No es una época de cambio, es un cambio de época”. Con esta solemnidad resume el presidente de Telefónica, José María Álvarez-Pallete, el alcance de la revolución digital en que se ha embarcado la economía y la sociedad mundial en su conjunto. “La revolución digital tiene cuatro veces el tamaño de la Revolución Industrial. Lo va a cambiar todo, nuestra cultura, nuestra economía, nuestra sociedad e incluso al ciudadano”, ha dicho el ejecutivo en el I Congreso Industria Conectada 4.0.

Ana Botín: «Europa necesita campeones digitales. No tardemos 5 años en cambiar normas que no funcionan»

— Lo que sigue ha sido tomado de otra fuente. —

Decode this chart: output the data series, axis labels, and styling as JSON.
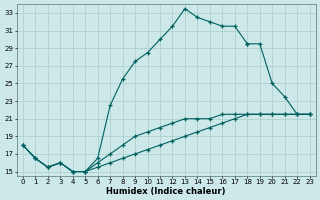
{
  "xlabel": "Humidex (Indice chaleur)",
  "bg_color": "#cce8e8",
  "line_color": "#006060",
  "grid_color": "#aacccc",
  "xlim": [
    -0.5,
    23.5
  ],
  "ylim": [
    14.5,
    34.0
  ],
  "xticks": [
    0,
    1,
    2,
    3,
    4,
    5,
    6,
    7,
    8,
    9,
    10,
    11,
    12,
    13,
    14,
    15,
    16,
    17,
    18,
    19,
    20,
    21,
    22,
    23
  ],
  "yticks": [
    15,
    17,
    19,
    21,
    23,
    25,
    27,
    29,
    31,
    33
  ],
  "series": [
    {
      "x": [
        0,
        1,
        2,
        3,
        4,
        5,
        6,
        7,
        8,
        9,
        10,
        11,
        12,
        13,
        14,
        15,
        16,
        17,
        18
      ],
      "y": [
        18,
        16.5,
        15.5,
        16,
        15,
        15,
        16.5,
        22.5,
        25.5,
        27.5,
        28.5,
        30,
        31.5,
        33.5,
        32.5,
        32,
        31.5,
        31.5,
        29.5
      ]
    },
    {
      "x": [
        0,
        1,
        2,
        3,
        4,
        5,
        6,
        7,
        8,
        9,
        10,
        11,
        12,
        13,
        14,
        15,
        16,
        17,
        18,
        19,
        20,
        21,
        22,
        23
      ],
      "y": [
        18,
        16.5,
        15.5,
        16,
        15,
        15,
        16,
        17,
        18,
        19,
        19.5,
        20,
        20.5,
        21,
        21,
        21,
        21.5,
        21.5,
        21.5,
        21.5,
        21.5,
        21.5,
        21.5,
        21.5
      ]
    },
    {
      "x": [
        0,
        1,
        2,
        3,
        4,
        5,
        6,
        7,
        8,
        9,
        10,
        11,
        12,
        13,
        14,
        15,
        16,
        17,
        18,
        19,
        20,
        21,
        22,
        23
      ],
      "y": [
        18,
        16.5,
        15.5,
        16,
        15,
        15,
        15.5,
        16,
        16.5,
        17,
        17.5,
        18,
        18.5,
        19,
        19.5,
        20,
        20.5,
        21,
        21.5,
        21.5,
        21.5,
        21.5,
        21.5,
        21.5
      ]
    },
    {
      "x": [
        18,
        19,
        20,
        21,
        22,
        23
      ],
      "y": [
        29.5,
        29.5,
        25,
        23.5,
        21.5,
        21.5
      ]
    }
  ]
}
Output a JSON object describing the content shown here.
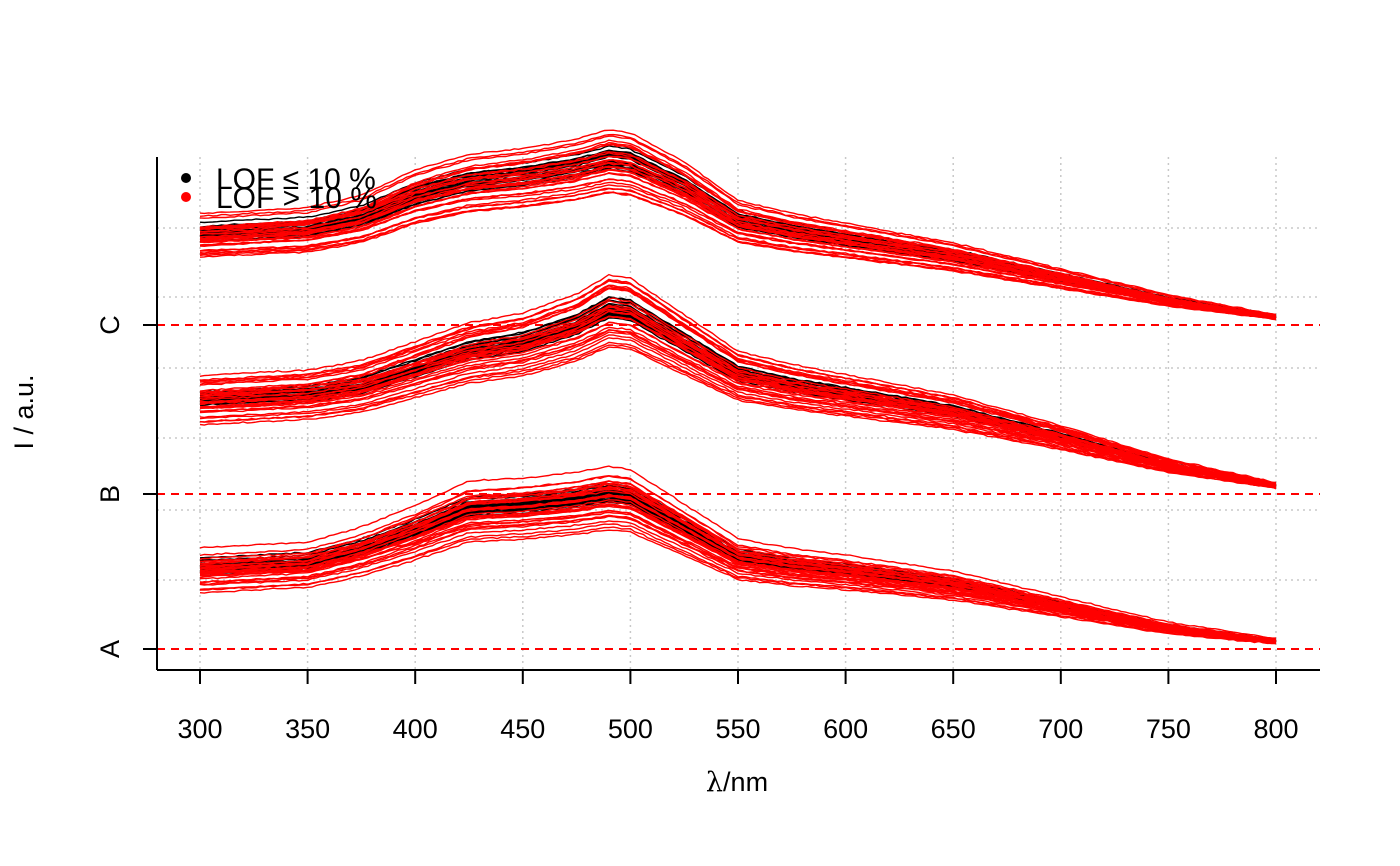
{
  "chart_data": {
    "type": "line",
    "title": "",
    "xlabel_symbol": "λ",
    "xlabel_unit": "/nm",
    "ylabel": "I / a.u.",
    "xlim": [
      300,
      800
    ],
    "x_ticks": [
      300,
      350,
      400,
      450,
      500,
      550,
      600,
      650,
      700,
      750,
      800
    ],
    "y_ticks": [
      {
        "label": "A",
        "offset": 0
      },
      {
        "label": "B",
        "offset": 1
      },
      {
        "label": "C",
        "offset": 2
      }
    ],
    "grid": true,
    "legend_placement": "top-left",
    "legend": [
      {
        "label": "LOF ≤ 10 %",
        "color": "#000000"
      },
      {
        "label": "LOF > 10 %",
        "color": "#ff0000"
      }
    ],
    "colors": {
      "low_lof": "#000000",
      "high_lof": "#ff0000",
      "baseline": "#ff0000",
      "grid": "#c8c8c8"
    },
    "series": [
      {
        "group": "A",
        "x": [
          300,
          350,
          375,
          400,
          425,
          450,
          475,
          490,
          500,
          525,
          550,
          575,
          600,
          650,
          700,
          750,
          800
        ],
        "mean": [
          0.3,
          0.32,
          0.37,
          0.44,
          0.52,
          0.53,
          0.55,
          0.57,
          0.56,
          0.45,
          0.34,
          0.31,
          0.29,
          0.24,
          0.16,
          0.08,
          0.03
        ],
        "low_lof_count": 26,
        "high_lof_count": 32
      },
      {
        "group": "B",
        "x": [
          300,
          350,
          375,
          400,
          425,
          450,
          475,
          490,
          500,
          525,
          550,
          575,
          600,
          650,
          700,
          750,
          800
        ],
        "mean": [
          0.33,
          0.35,
          0.38,
          0.44,
          0.5,
          0.53,
          0.59,
          0.65,
          0.64,
          0.53,
          0.42,
          0.38,
          0.35,
          0.29,
          0.2,
          0.1,
          0.03
        ],
        "low_lof_count": 26,
        "high_lof_count": 32
      },
      {
        "group": "C",
        "x": [
          300,
          350,
          375,
          400,
          425,
          450,
          475,
          490,
          500,
          525,
          550,
          575,
          600,
          650,
          700,
          750,
          800
        ],
        "mean": [
          0.33,
          0.35,
          0.39,
          0.47,
          0.52,
          0.54,
          0.57,
          0.6,
          0.59,
          0.5,
          0.38,
          0.34,
          0.31,
          0.25,
          0.17,
          0.09,
          0.03
        ],
        "low_lof_count": 26,
        "high_lof_count": 32
      }
    ]
  }
}
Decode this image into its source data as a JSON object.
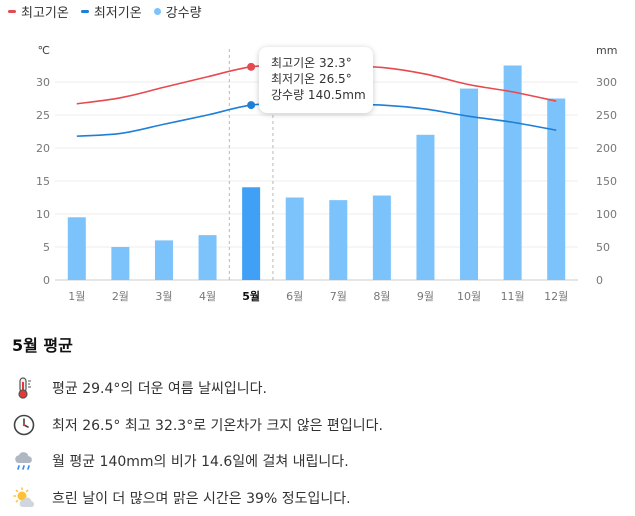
{
  "legend": [
    {
      "label": "최고기온",
      "color": "#e64a4f",
      "kind": "line"
    },
    {
      "label": "최저기온",
      "color": "#1e7fd6",
      "kind": "line"
    },
    {
      "label": "강수량",
      "color": "#7cc2fb",
      "kind": "dot"
    }
  ],
  "chart_data": {
    "type": "bar+line",
    "categories": [
      "1월",
      "2월",
      "3월",
      "4월",
      "5월",
      "6월",
      "7월",
      "8월",
      "9월",
      "10월",
      "11월",
      "12월"
    ],
    "selected_index": 4,
    "y_left": {
      "unit": "℃",
      "ticks": [
        0,
        5,
        10,
        15,
        20,
        25,
        30
      ],
      "range": [
        0,
        35
      ]
    },
    "y_right": {
      "unit": "mm",
      "ticks": [
        0,
        50,
        100,
        150,
        200,
        250,
        300
      ],
      "range": [
        0,
        350
      ]
    },
    "series": [
      {
        "name": "강수량",
        "axis": "right",
        "type": "bar",
        "color": "#7cc2fb",
        "selected_color": "#3fa0f5",
        "values": [
          95,
          50,
          60,
          68,
          140.5,
          125,
          121,
          128,
          220,
          290,
          325,
          275
        ]
      },
      {
        "name": "최고기온",
        "axis": "left",
        "type": "line",
        "color": "#e64a4f",
        "values": [
          26.7,
          27.6,
          29.2,
          30.8,
          32.3,
          32.6,
          32.5,
          32.2,
          31.2,
          29.6,
          28.5,
          27.1
        ]
      },
      {
        "name": "최저기온",
        "axis": "left",
        "type": "line",
        "color": "#1e7fd6",
        "values": [
          21.8,
          22.2,
          23.6,
          25.0,
          26.5,
          26.8,
          26.6,
          26.5,
          25.9,
          24.8,
          23.9,
          22.7
        ]
      }
    ]
  },
  "tooltip": {
    "line1": "최고기온 32.3°",
    "line2": "최저기온 26.5°",
    "line3": "강수량 140.5mm"
  },
  "summary": {
    "title": "5월 평균",
    "rows": [
      {
        "icon": "thermometer-icon",
        "text": "평균 29.4°의 더운 여름 날씨입니다."
      },
      {
        "icon": "clock-icon",
        "text": "최저 26.5° 최고 32.3°로 기온차가 크지 않은 편입니다."
      },
      {
        "icon": "rain-cloud-icon",
        "text": "월 평균 140mm의 비가 14.6일에 걸쳐 내립니다."
      },
      {
        "icon": "sun-cloud-icon",
        "text": "흐린 날이 더 많으며 맑은 시간은 39% 정도입니다."
      }
    ]
  }
}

A la transformación tecnológica permanente del mundo online le viene ahora a acompañar la inteligencia artificial, la realidad virtual, el internet de las cosas, el internet táctil… Una revolución con la que España y sus compañías se juegan mucho. “Si se aprovecha todo el potencial de las nuevas tecnologías, la digitalización de la actividad económica en España implicaría un incremento de más de 100.000 millones de euros de valor añadido bruto hasta 2025”, ha subrayado el ministro de Economía, Luis de Guindos, en la inauguración del foro. “Hablamos del 10% del PIB nacional”.

Un tesoro de más de 100.000 millones que las grandes compañías no quieren perder, por lo que reclaman que el país y la Unión Europea en su conjunto se muevan para que así sea. “Hacen falta campeones europeos en el mundo digital”, ha advertido la presidenta de Santander, Ana Botín, frente a la pujanza de los gigantes norteamericanos como Amazon, Facebook o Google y, en su sector, ante la llegada de bancos asiáticos y estadounidenses a Europa.

Álvarez-Pallete: «Se va a crear mucha riqueza, y  el reparto de esa riqueza debe ser justo»

Y para ello, Botín reclama que “igual que las empresas han de ser ágiles, las normativas también”. “No tardemos cinco años en cambiar una normativa si no funciona. Si no, llegamos tarde”, ha indicado. “Debemos tener las mismas condiciones de las que disfrutan otros. Si no queremos acabar con bancos chinos y americanos en Europa, es importante que el entorno incentive y nos ayude a la transformación y a competir en igualdad de condiciones en digitalización», ha sentenciado la presidenta de Santander. «Las normas deben tener más flexibilidad y conseguir que cambien igual de rápido que cambia el mundo”.

La presidenta de Santander ha subrayado que para subirse a esta revolución se ha de potenciar el talento y fomentar la educción en materias clave como las matemáticas, la programación, los algoritmos… “Tenemos escasez de talento digital”, ha apuntado el presidente de Indra, Fernando Abril-Martorell. “Hay un desfase entre las necesidades de formación y las capacidades existentes. Y existe cierta urgencia, porque un rasgo fundamental de esta revolución es su velocidad”.

«La revolución no sólo es tecnológica, también es profundamente demográfica», ha apuntado Juan Pedro Moreno, presidente de Accenture Iberia, en referencia a la adaptación que deberán hacer las empresas para que en sus equipos se integren tanto empleados más allá de los sesenta años y las nuevas huestes de millenials. En paralelo, Moreno ha subrayado el poder igualador de la revolución digital: «La transformación digital hace que se repartan todas las cartas de nuevo. Todo el mundo tiene casi las mismas oportunidades».

El presidente de Telefónica ha subrayado que sumarse a la revolución digital “es imprescindible, no una opción. No podemos no cambiar. Se va a crear mucha riqueza, y hay que evitar el riesgo de que el reparto de esa riqueza no sea justo”. “Es que si no lo hacemos”, ha advertido Rosa García, presidenta y consejera delegada de Siemens España, ç2perderemos un tren que sería la ruina y la perdición de nuestras empresas”. “Si no lideramos el cambio como país, podemos quedarnos sólo con la parte negativa de esta transformación”, ha sentenciado Abril-Martorell.